Книжные и общекультурные пристрастия Дарьяльского, какими они обозначены в романе, полностью вписываются в круг интересов Соловьева, определившийся к 1906 г. и отразившийся в его первых книгах «Цветы и ладан», «Crurifragium» и «Апрель». Дарьяльский — студент-филолог, поглощенный славянскими штудиями («…помнит он, затвердил фразу: „Волк по-славянски влъкъ“» — с. 120), но всего более возлюбивший античность: он с увлечением рассуждает «о жуке Аристофана» (С. 127), о виднейшем филологе-классике Виламовице-Мёллендорфе и об языковеде-младограмматике Карле Бругманне, он постоянно погружен в «тяжеловесные груды греческих словарей» (С. 150), в чтение Марциала и Тибулла; главный предмет его преклонения — эклоги Феокрита и «солнечный быт давно минувших лет блаженной Греции» (С. 150). Все эти имена и факты имеют прямое отношение к Соловьеву. В 1904 г. он поступил на словесное отделение историко-филологического факультета Московского университета, где занимался славяноведением[237], а в 1907 г. перевелся на классическое отделение, где с максимальным прилежанием предался изучению Софокла, Гесиода, Феокрита и других классиков античности[238]. «Гомер, Софокл и легкий Феокрит»[239] — образцы для его поэтического творчества. Многие стихотворения Соловьева представляют собой откровенные стилизации под Феокрита; сам поэт признавал, что на содержание его гекзаметрической поэмы «Три девы» (1905–1906), действие которой разворачивается в женском монастыре в эпоху раннего христианства, «несомненно оказала влияние идиллия Феокрита и его подражателей. Влиянием Феокрита объясняется сочетание высокого стиля с картинками бытового характера, легкими, почти игривыми, диалогами девушек»[240]. «Здравствуй, „бабуся“, — храбрится Сережа, — а знаешь ли, что говорит Феокрит?» — так передает Белый в мемуарах одну из характерных сценок жизни в Дедове летом 1906 г.[241]; столь же самозабвенно проповедует и Дарьяльский перед «бабинькой» своей невесты: «Некоторые филологи, maman, говорят, что седьмая эклога Феокрита есть „regina eclogaram“, что значит — „царица эклог“. А другие говорят, что она слаще меда — седьмая эклога» (С. 144) и т. д.[242].

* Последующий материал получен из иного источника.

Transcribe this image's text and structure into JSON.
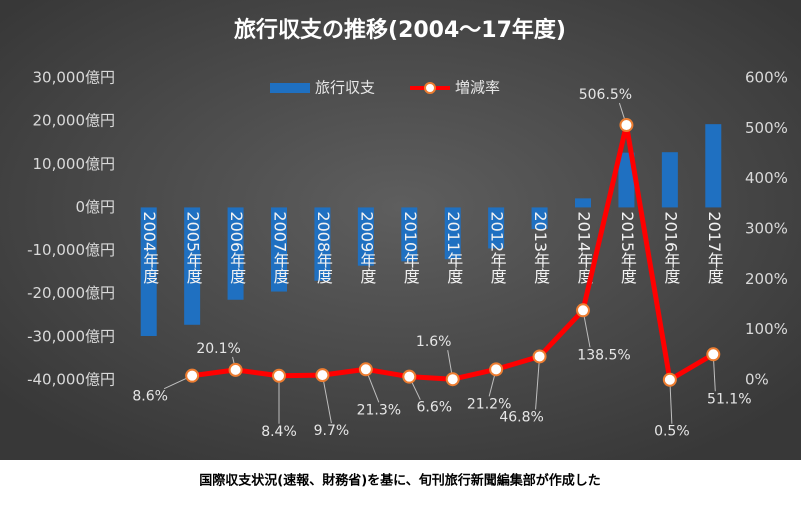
{
  "chart_data": {
    "type": "bar_line",
    "title": "旅行収支の推移(2004～17年度)",
    "caption": "国際収支状況(速報、財務省)を基に、旬刊旅行新聞編集部が作成した",
    "categories": [
      "2004年度",
      "2005年度",
      "2006年度",
      "2007年度",
      "2008年度",
      "2009年度",
      "2010年度",
      "2011年度",
      "2012年度",
      "2013年度",
      "2014年度",
      "2015年度",
      "2016年度",
      "2017年度"
    ],
    "series": [
      {
        "name": "旅行収支",
        "type": "bar",
        "color": "#1f70c1",
        "values": [
          -29800,
          -27200,
          -21400,
          -19500,
          -17000,
          -13500,
          -12500,
          -12000,
          -9500,
          -5000,
          2100,
          12700,
          12800,
          19300
        ]
      },
      {
        "name": "増減率",
        "type": "line",
        "axis": "y2",
        "color": "#ff0000",
        "values": [
          null,
          8.6,
          20.1,
          8.4,
          9.7,
          21.3,
          6.6,
          1.6,
          21.2,
          46.8,
          138.5,
          506.5,
          0.5,
          51.1
        ],
        "value_labels": [
          null,
          "8.6%",
          "20.1%",
          "8.4%",
          "9.7%",
          "21.3%",
          "6.6%",
          "1.6%",
          "21.2%",
          "46.8%",
          "138.5%",
          "506.5%",
          "0.5%",
          "51.1%"
        ]
      }
    ],
    "ylim": [
      -40000,
      30000
    ],
    "yticks": [
      {
        "value": -40000,
        "label": "-40,000億円"
      },
      {
        "value": -30000,
        "label": "-30,000億円"
      },
      {
        "value": -20000,
        "label": "-20,000億円"
      },
      {
        "value": -10000,
        "label": "-10,000億円"
      },
      {
        "value": 0,
        "label": "0億円"
      },
      {
        "value": 10000,
        "label": "10,000億円"
      },
      {
        "value": 20000,
        "label": "20,000億円"
      },
      {
        "value": 30000,
        "label": "30,000億円"
      }
    ],
    "y2lim": [
      0,
      600
    ],
    "y2ticks": [
      {
        "value": 0,
        "label": "0%"
      },
      {
        "value": 100,
        "label": "100%"
      },
      {
        "value": 200,
        "label": "200%"
      },
      {
        "value": 300,
        "label": "300%"
      },
      {
        "value": 400,
        "label": "400%"
      },
      {
        "value": 500,
        "label": "500%"
      },
      {
        "value": 600,
        "label": "600%"
      }
    ],
    "legend": "top"
  }
}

Как и Соловьев, Дарьяльский — начинающий поэт; о его творчестве Белый говорит, прикрываясь сказовой маской «простонародного» повествователя: «…писал обо всем: и о белолилейной пяте, и о мирре уст, и даже… о полиелее ноздрей <…> выпустил книжицу, о многих страницах, с изображением фигового листа на обертке; вот там-то и распространялся юный пиита все о лилейной пяте да о девице Гуголевой в виде младой богини как есть без одежд <—> поп божился, что все только о голых бабах и писал Дарьяльский» (С. 35–36). Вся эта характеристика может быть воспринята как шарж на поэзию Соловьева с ее особым пристрастием к «гомеровским» многосоставным эпитетам и редкостным греческим словам, к слову «миро» («чистое миро», «окапана миром сладостным» и др.)[243] — особенно любимому поэтом-«архаистом», поскольку оно писалось через ижицу (в сборнике «Crurifragium» он по собственному усмотрению ввел ижицу в написание многих слов греческого происхождения, что противоречило нормативной орфографии, но позволяло дополнительно передать «тень Греции», осенявшую автора)[244]. Многочисленные стихотворения Соловьева представляют собой вариации на темы греческих мифов — в том числе о «младых богинях» (разделы «Silvae» и «Пиэрийские розы» в первой книге «Цветы и ладан», «Лира веков» и «Стрелы Купидона» во второй книге «Апрель»), идиллические «игры розовых нимф», прелести купальщиц («И груди сочные, как спелые плоды, // И бедра крепкие, и вольные движенья // Могучих белых ног, сверкавших из воды»), «роскошная нагота»[245] и другие соблазнительные картины, раскрывающие тему радости земного бытия, живописуются поэтом с неиссякаемым вдохновением.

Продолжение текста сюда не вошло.